I have extremely mixed feelings about the public education I got K-12 in Texas.
On the one hand, the system is woefully under-resourced and dysfunctional to an amazing degree - the few teachers who do care are so harried by low resources, low pay, and overdemanding authorities that most kids do not have teachers that will really get them to learn.
The kids themselves on average simply seem to not be bothered to give a shit about, you know, the world around them.
But the subject matter itself is another issue that I have problems with. There is a certain amount of basic learning that you must do that is not necessarily interesting, such as algebra or the history of the Gilded Age. So I can empathize with why they left it in. But the stuff that is really relevant to high schoolers, they do not teach.
There is practically no sex ed. I had one semester of "health" in 7th grade, and the few weeks we spent on sex ed were an abstinence only education that did not so much as demonstrate how to use a condom. Two of my classmates were pregnant by the next semester.
Additionally, the history that they do teach is not the right history. It's obvious that they are going through some checklist of what the "great" history is of the US, and don't get me started on world history - we got only one year of it in 10th grade and it was the shittiest class I've been in in a long time.
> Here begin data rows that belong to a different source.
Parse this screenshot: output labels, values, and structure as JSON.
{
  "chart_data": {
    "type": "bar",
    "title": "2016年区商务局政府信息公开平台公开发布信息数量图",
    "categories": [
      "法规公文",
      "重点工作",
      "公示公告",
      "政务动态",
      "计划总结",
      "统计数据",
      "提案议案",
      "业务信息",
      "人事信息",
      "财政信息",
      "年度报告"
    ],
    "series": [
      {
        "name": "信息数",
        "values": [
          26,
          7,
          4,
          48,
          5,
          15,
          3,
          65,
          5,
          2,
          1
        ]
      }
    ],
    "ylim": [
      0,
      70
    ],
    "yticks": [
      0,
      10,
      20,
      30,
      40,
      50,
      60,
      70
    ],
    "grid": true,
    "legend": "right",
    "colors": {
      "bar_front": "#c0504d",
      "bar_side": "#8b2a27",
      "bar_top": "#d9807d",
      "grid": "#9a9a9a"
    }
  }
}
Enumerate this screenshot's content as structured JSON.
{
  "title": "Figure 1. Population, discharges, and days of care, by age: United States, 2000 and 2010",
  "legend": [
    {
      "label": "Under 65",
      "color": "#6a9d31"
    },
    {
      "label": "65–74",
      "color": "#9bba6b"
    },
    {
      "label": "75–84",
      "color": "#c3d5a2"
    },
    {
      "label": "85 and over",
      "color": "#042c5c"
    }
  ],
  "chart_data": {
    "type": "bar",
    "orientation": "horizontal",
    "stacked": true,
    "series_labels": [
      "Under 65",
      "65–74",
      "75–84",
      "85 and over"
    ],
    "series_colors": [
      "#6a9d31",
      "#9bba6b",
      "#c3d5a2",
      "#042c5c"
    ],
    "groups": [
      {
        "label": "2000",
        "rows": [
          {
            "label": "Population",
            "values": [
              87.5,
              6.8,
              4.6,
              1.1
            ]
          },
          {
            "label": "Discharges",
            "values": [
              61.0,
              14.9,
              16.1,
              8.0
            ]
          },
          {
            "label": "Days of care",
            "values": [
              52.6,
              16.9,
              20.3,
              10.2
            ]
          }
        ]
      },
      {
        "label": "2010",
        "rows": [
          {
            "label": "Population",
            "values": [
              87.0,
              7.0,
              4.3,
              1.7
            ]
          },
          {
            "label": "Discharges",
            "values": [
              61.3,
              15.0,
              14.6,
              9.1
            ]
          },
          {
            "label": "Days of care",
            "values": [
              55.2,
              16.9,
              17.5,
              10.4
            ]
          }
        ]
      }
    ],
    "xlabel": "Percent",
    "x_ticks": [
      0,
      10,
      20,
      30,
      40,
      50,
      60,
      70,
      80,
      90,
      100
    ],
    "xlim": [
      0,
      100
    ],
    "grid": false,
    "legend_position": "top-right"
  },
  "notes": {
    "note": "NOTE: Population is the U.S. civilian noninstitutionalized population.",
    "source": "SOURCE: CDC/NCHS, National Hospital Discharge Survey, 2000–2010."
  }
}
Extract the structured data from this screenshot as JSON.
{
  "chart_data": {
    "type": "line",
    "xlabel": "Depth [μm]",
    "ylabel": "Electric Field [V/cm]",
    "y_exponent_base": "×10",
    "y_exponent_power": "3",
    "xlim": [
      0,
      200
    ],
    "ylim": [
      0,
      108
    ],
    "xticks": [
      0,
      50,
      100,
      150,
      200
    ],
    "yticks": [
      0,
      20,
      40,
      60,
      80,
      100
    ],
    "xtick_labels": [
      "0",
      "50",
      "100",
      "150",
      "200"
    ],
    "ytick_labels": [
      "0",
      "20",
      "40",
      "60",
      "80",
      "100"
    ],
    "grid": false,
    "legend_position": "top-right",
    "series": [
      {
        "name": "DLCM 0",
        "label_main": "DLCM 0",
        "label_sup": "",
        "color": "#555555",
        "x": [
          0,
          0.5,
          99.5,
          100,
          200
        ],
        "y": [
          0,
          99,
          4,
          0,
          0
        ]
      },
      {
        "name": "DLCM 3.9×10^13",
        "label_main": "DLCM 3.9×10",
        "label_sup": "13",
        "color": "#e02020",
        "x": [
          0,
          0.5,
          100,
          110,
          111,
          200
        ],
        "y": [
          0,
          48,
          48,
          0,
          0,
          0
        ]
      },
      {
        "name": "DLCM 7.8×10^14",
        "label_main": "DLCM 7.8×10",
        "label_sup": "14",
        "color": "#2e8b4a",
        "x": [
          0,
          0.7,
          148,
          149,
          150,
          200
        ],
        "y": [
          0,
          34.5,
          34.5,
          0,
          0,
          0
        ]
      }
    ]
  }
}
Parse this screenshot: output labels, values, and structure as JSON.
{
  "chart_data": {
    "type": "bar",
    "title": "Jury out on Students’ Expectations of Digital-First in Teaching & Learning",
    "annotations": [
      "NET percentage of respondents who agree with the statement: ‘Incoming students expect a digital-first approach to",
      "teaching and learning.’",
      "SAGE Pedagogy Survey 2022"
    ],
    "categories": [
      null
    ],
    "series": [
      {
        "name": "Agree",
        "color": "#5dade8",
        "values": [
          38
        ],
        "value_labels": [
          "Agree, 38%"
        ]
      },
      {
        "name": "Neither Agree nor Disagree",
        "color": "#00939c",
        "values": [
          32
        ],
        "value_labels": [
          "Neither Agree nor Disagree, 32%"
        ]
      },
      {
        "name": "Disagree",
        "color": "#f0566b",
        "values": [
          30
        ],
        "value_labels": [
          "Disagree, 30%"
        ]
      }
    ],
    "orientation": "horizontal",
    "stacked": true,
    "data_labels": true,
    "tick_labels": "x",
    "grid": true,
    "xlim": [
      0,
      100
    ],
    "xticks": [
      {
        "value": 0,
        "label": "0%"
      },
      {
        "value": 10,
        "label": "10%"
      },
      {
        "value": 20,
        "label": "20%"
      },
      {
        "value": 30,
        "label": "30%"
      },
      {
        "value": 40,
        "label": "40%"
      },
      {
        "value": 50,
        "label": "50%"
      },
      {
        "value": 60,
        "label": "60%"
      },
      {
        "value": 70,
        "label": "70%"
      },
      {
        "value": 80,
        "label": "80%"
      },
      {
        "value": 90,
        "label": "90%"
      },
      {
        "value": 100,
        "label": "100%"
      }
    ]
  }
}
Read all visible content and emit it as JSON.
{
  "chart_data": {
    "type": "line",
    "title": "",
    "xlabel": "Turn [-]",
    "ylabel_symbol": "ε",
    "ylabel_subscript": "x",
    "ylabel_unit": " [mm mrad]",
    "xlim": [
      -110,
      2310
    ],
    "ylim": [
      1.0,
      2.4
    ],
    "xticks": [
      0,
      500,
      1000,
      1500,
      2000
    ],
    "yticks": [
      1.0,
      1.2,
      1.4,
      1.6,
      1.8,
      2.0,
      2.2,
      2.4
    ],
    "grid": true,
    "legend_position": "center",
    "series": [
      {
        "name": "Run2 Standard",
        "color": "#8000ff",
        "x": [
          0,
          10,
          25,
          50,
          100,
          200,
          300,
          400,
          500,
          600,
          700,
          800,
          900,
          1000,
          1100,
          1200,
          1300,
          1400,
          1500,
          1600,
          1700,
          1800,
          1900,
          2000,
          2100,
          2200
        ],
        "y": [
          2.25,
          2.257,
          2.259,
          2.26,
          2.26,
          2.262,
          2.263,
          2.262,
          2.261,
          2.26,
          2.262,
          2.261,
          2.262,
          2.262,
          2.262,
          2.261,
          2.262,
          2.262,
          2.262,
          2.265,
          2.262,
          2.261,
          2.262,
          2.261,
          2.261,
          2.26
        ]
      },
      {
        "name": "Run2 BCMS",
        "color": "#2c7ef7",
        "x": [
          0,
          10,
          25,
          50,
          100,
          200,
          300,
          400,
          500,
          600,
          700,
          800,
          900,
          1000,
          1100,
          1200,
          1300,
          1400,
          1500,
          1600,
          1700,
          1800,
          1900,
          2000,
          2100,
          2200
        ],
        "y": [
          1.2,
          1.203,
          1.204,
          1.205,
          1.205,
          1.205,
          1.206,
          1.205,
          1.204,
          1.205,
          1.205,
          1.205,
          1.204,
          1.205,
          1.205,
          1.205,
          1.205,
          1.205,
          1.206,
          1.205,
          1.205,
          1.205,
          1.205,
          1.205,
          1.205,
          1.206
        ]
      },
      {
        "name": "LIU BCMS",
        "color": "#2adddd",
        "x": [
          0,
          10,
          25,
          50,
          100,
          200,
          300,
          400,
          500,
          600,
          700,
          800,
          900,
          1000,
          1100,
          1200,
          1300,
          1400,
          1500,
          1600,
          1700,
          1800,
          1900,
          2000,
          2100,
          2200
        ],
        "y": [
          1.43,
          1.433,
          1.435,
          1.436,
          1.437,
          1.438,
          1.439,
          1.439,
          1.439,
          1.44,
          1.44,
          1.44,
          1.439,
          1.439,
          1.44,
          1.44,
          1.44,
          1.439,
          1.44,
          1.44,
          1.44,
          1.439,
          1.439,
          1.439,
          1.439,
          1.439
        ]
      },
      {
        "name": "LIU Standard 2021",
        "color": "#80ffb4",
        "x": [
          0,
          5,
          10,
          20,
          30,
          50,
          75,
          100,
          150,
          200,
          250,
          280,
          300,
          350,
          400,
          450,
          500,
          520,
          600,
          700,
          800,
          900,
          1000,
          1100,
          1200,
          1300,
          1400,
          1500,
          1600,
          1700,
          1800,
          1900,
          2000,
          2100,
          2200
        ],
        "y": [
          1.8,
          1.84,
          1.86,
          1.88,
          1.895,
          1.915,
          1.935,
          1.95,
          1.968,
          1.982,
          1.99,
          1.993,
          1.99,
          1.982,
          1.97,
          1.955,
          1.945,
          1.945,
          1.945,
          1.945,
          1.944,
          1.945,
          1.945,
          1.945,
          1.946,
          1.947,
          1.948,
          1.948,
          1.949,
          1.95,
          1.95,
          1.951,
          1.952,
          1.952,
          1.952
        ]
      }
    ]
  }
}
No one learned anything that they didn't already know.
They also do not so much as mention philosophy - which is bullshit. That subject is hugely important to developing ethical little citizens, and yet it is not even mentioned in all of K-12 education. Pathetic. They could at least spend a few weeks on it.
That being said, the amount that in hindsight I actually did learn is impressive, looking back. I had no appreciation for it at the time, but the literature classes in hindsight were the most valuable thing to me in high school - it was as close as we got to philosophy. The ideas they had us talk about and write about in those classes were important and good for us at the time and for the rest of our lives. Not to mention I did develop fairly decent writing skills in high school and also was exposed to all these literary touchstones.
Math and science got the job done, I suppose, though they were certainly not labors of love for anyone involved save perhaps the one kid in each class who genuinely enjoys it no matter how it is done.
All that being said, I did walk away from my graduation with a general basic knowledge of everything, even if some of the most important stuff was simply skipped, I had a framework in which to learn it in college.
I knew who Copernicus was, who Pasteur was, what Thomas Jefferson did for this country, what rights I have as an American, how Texas came to be in the Union, why the Civil War was fought, how to do abstract math and how scientists do what they do and know what they know.
All around, I give the entire school system a solid C+. Needs serious improvement, but isn't altogether useless. Then again, I actually enjoyed learning. I shudder to think of what it did for all those kids who didn't give a rat's ass, whether that be the kids who didn't even care about grades, or the over-achievers who had no interest in learning and simply crammed and cheated their way to graduation.